George Steinbrenner and the philosophy of losing badly

george-steinbrenner-and-philosophy-losing-badly

George Steinbrenner. Courtesy Major League Baseball

12:28 pm Jul. 13, 2010

News of George Steinbrenner’s death comes with more than a bit of awkwardness. The tributes, many of them heartfelt, have already begun, celebrating his passion, boldness, and success at rescuing what, at the time of his purchase of the club in 1972, had become a moribund Yankee franchise.

The Yankees won seven World Series and 11 pennants on Steinbrenner’s long watch.

And yet it never felt like enough.

Steinbrenner came to New York from Cleveland, having been spurned in his attempt to buy a share of the Indians. The era of free agency was dawning and Steinbrenner wasted little time in spending. Nor, did it take long for him to establish himself as the face, voice and master of his club.

This bordered on hubris. Steinbrenner was not a baseball man. He had run track at Williams and coached football as an assistant at Northwestern. As it happened, his arrival came shortly after the Miami Dolphins completed the rarest of sporting feats: an undefeated season. And though the Dolphins had only to play roughly a tenth as many games—17—as did his Yankees, it was as if their capacity to win without defeat set a standard to which he wanted his club to aspire.

That the Yankees won more often than they lost seemed beside the point. Steinbrenner wanted championships and spent for championships and when he did not get them he was capable of behaving quite badly.

He bullied his players, fired his managers—Billy Martin did five angst-plagued tours—humiliated his subordinates, and, when the Yankees lost the 1981 World Series to the Dodgers, felt it necessary to apologize to the city for their defeat.

He needn’t have bothered.

Steinbrenner placed a premium on power, at bat or on the mound. He lauded those players he dubbed “warriors,” as if a hard slide were equivalent to facing live ammunition. These were the men who, in his view of the universe, had fulfilled their part of bargain: they had given him his money’s worth. Those who did not were subject to public rebuke: most famously, his ridiculing of Dave Winfield as “Mr. May.”

But all the taunts, threats and none-too-subtly placed items in the sports pages did not make the Yankees winners. In fact, the periods of their greatest success followed his two suspensions from the game—the first for illegal contributions to Richard Nixon’s re-election campaign, the second for hiring a gambler to search for dirt on the fallen-from-grace Winfield.

Freed from his daily hectoring and second-guessing his general managers—his “baseball people” as he called them—were free to begin assembling teams, not collections of stars, but teams. And when the best of those clubs—the Yankees of the late 1990s lost a heartbreaker of a seventh game in the 2001 World Series, Steinbrenner’s reaction was to declare that changes would be made. He was back and the Yankees would not win another World Series until age and infirmity had all but removed him from his accustomed place in the middle of things.

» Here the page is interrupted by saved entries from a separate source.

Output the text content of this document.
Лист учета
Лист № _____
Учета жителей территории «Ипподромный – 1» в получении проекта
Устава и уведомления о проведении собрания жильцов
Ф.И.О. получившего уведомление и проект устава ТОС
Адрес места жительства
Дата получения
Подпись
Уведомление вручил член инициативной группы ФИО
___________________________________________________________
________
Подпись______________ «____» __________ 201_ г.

There was always the sense that Steinbrenner regarded defeat as a moral failure. Which meant that victory would belong to a tougher club, a band of “warriors,” a team that reflected the image he tried so hard to project—bold, brash, hard. Such a team, the reasoning seemed to go, could overcome the one element of baseball that he appeared incapable of tolerating, or understanding: the inevitability of failure.

George Steinbrenner wanted nothing less than a World Championship every year. A worthy aspiration, and hardly unique. But a team doesn’t have to win every year to be liked. In fact, it is the team that competes, that wins and sometimes loses, that can establish and, through the rough times, sustain a rapport with its fans that transcends admiration and comes close to approaching love.

If Steinbrenner, the son of a bully, thought that victory would translate into love, from his players, his employees and his adopted city, he was wrong.

Sometimes it is enough just to say "good try, fellas." A lesson, sadly, that eluded “the Boss.”